Okay, so I have assembled the following quote based upon comments that I hear about Downtown Colorado Springs often. I wish that no one actually says such things, but it is said because it is the simple band-aid to temporarily make a problem go away. We need to stop just putting on band aids and finding solutions.

Acacia Park is a problem for Downtown Colorado Springs and what we really need to do is close the park in the evenings and have security there at all times.

Acacia Park (illustrated in the map below; click to make larger), is a park in Downtown Colorado Springs that occupies a full City block. It is a park regarded by many as a liability for the Downtown community, due to its heavy use by The Others. The Others, of course, is a term that I am borrowing from the television show Lost because there really is no way to accurately describe the undesirable elements of Acacia Park. Some may refer to The Others as shadies, undesirablesdelinquents, homeless, etc. None of which can nicely and accurately fit.

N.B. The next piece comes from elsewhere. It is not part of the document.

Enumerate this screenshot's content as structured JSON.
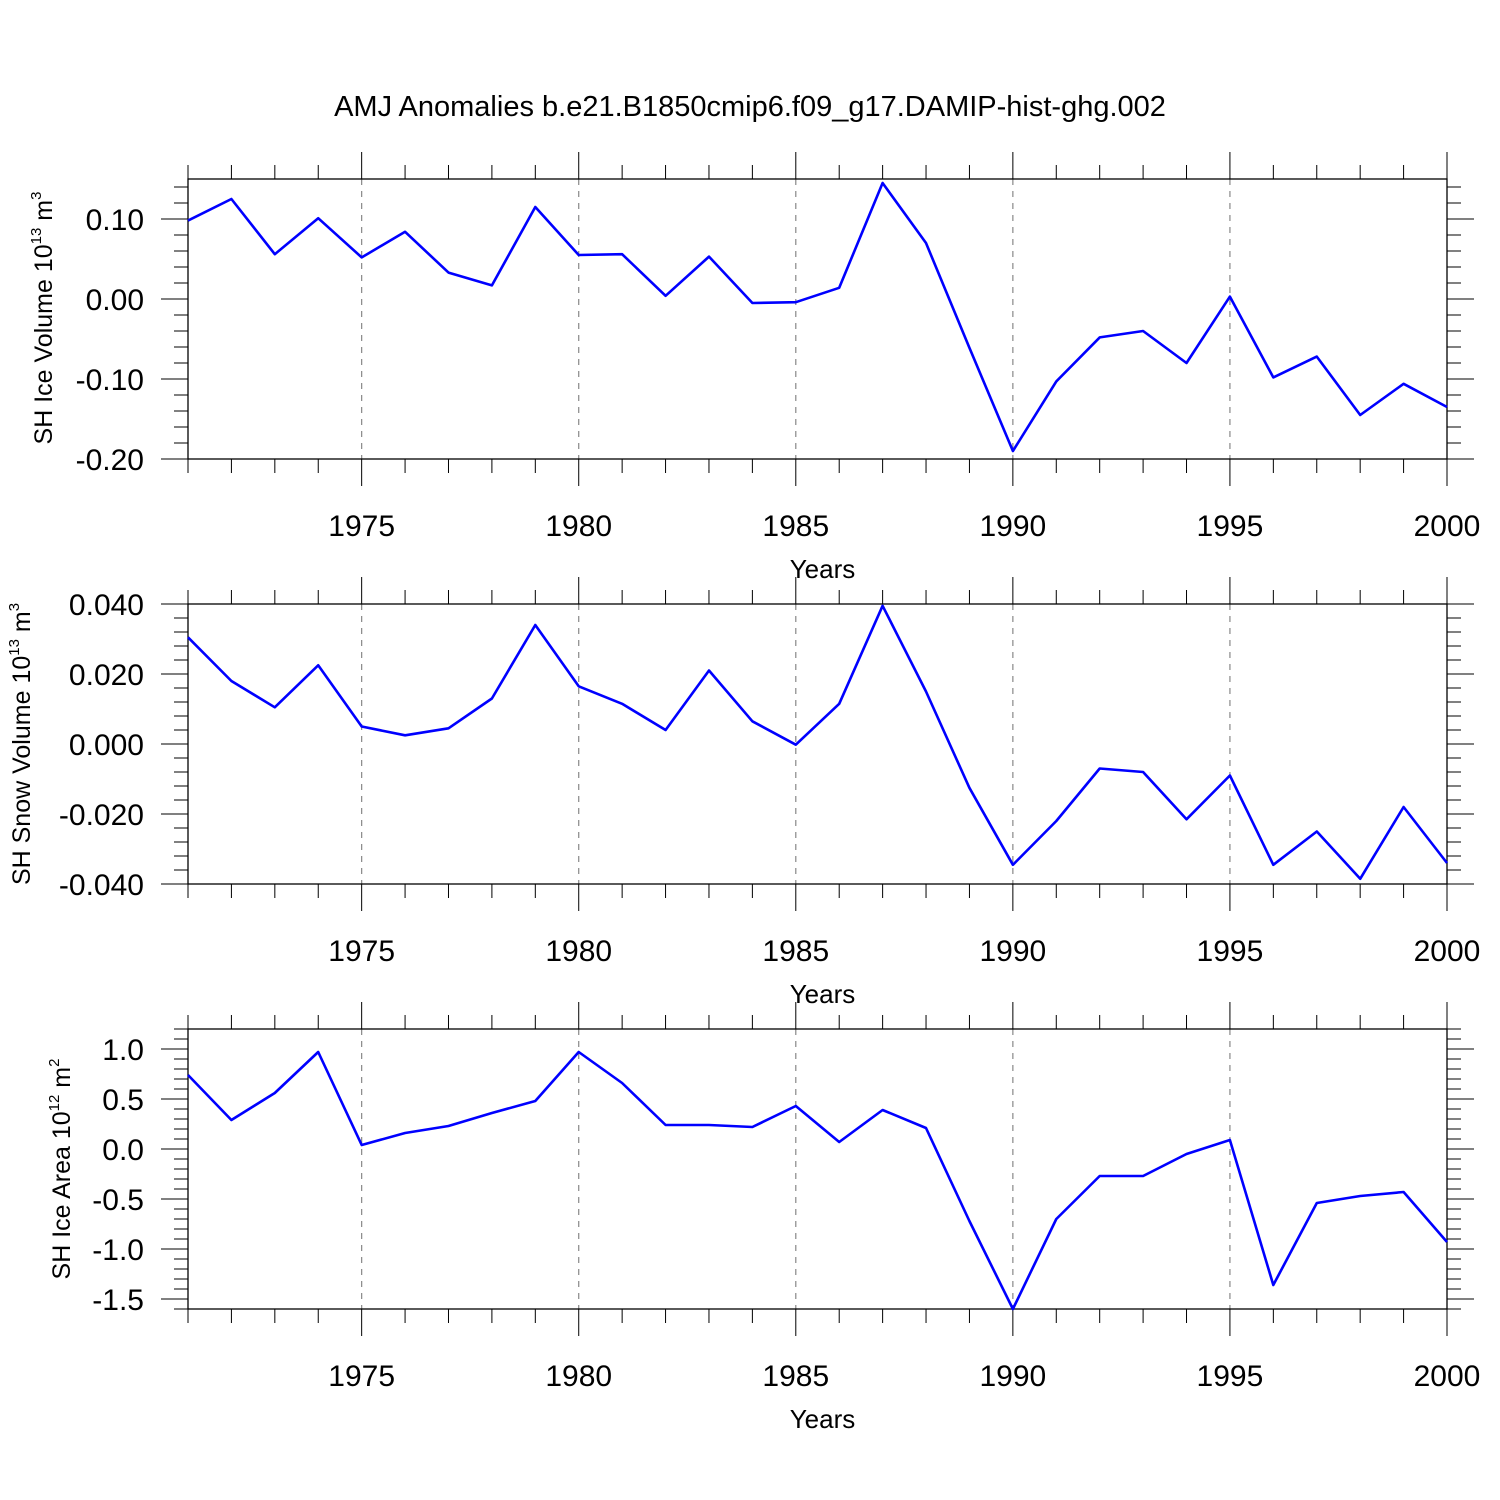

Base Aerial courtesy of Bing Maps.

Base Aerial courtesy of Bing Maps.

The discussion of Acacia Park is relevant today, because we are in the Holiday Season and there have been great strides made toward activating Acacia Park. The Park was the nexus of activity Downtown during several events promoted by the Downtown Partnership under the creative and activist leadership of interim Executive Director, Hannah Parsons. My hat is off to Hannah, as she has been a great burst of energy for our City. My hat is also off to another lady, whom I have not yet had the pleasure to meet, Colorado Springs new Parks Director, Karen Palus. The following are some of the events that were centered on Acacia Park in the month of December with these two ladies leading the charge:
• Downtown Holiday Kick Off (Tree Lighting and Christmas carols)
• Festival of Lights Parade (Annual event onTejon Street)
• Skate in the Park (Temporary simulated “ice skating” surface in the Park)
• Holiday Stroll (Engagement of all Downtown businesses)
The reason that I bring up the events regarding this discussion of Acacia Park is that when Downtown was activated by the events, the The Others were no longer present in Acacia Park. To my knowledge, they were not asked to leave. They simply did not want to be there. Generally speaking, The Others, will position themselves in places that are isolated, unless of course they want to solicit something… then they will go where there are a lot of people. Although, the safety level in places with lots of people goes up due to The Others being lost in the midst of everyone else. Make sense?
Let me elaborate a little further. We noticed the same activity during Better Block Pikes Peak. In fact, the Time lapse video even illustrates it to a degree with the quantity of people in the median conversing, enjoying the art, playing music, hula-hooping and even doing some amazing acrobatic activity (I don’t know what this is called that they are doing, but I am positive that there is a name for it… and it was Awesome!). It is quite spectacular to see the psychology of where people want to be. Check out some of art, acrobatic activity and other photos from Better Block Pikes Peak here.
I will leave you with a couple more brief thoughts, followed up by an excerpt from one of my favorite books, regarding our urban places:

  • If we ignore, or decide to write-off, a place someone else will occupy it. Once it is ignored, it takes a concerted effort to revive the place.
  • No, throwing security and money at a place is not the solution unless it involves a long-term strategy to activate it, ideally with a return on the investment for adjacent property owners.
  • Programming is critical, at least at the beginning of the resurrection, to the success of the place. If we are lucky enough, beyond the initial programming, it will organically become active.
  • Design is beneficial, but when in isolation, it will not make a place great. Our country is littered with beautifully designed places that sit empty and become havens for The Others. (Side note: My friends at HB&A took on Acacia Park a year or two ago and came up with some great concepts that are worth watching.)

An excerpt the book The Death and Life of Great American Cities by Jane Jacobs:

“A city street equipped to handle strangers, and to make a safety asset, in itself, our of the presence of strangers, as the streets of successful city neighborhoods always do, must have three main qualities:
First, there must be a clear demarcation between what is public space and what is private space. Public and private spaces cannot ooze into each other as they do typically in suburban settings or in projects.
Second, there must be eyes upon the street, eyes belonging to those we might call the natural proprietors of the street. The buildings on a street equipped to handle strangers and to insure the safety of both residents and strangers, must be oriented to the street. They cannot turn their backs or blank sides on it and leave it blind.
And third, the sidewalk must have users on it fairly continuously, both to add to the number of effective eyes on the street and to induce the people in buildings along the street to watch the sidewalks in sufficient numbers. Nobody enjoys sitting on a stoop or looking out a window at an empty street. Almost nobody does such a thing. Large numbers of people entertain themselves, off and on, by watching street activity.”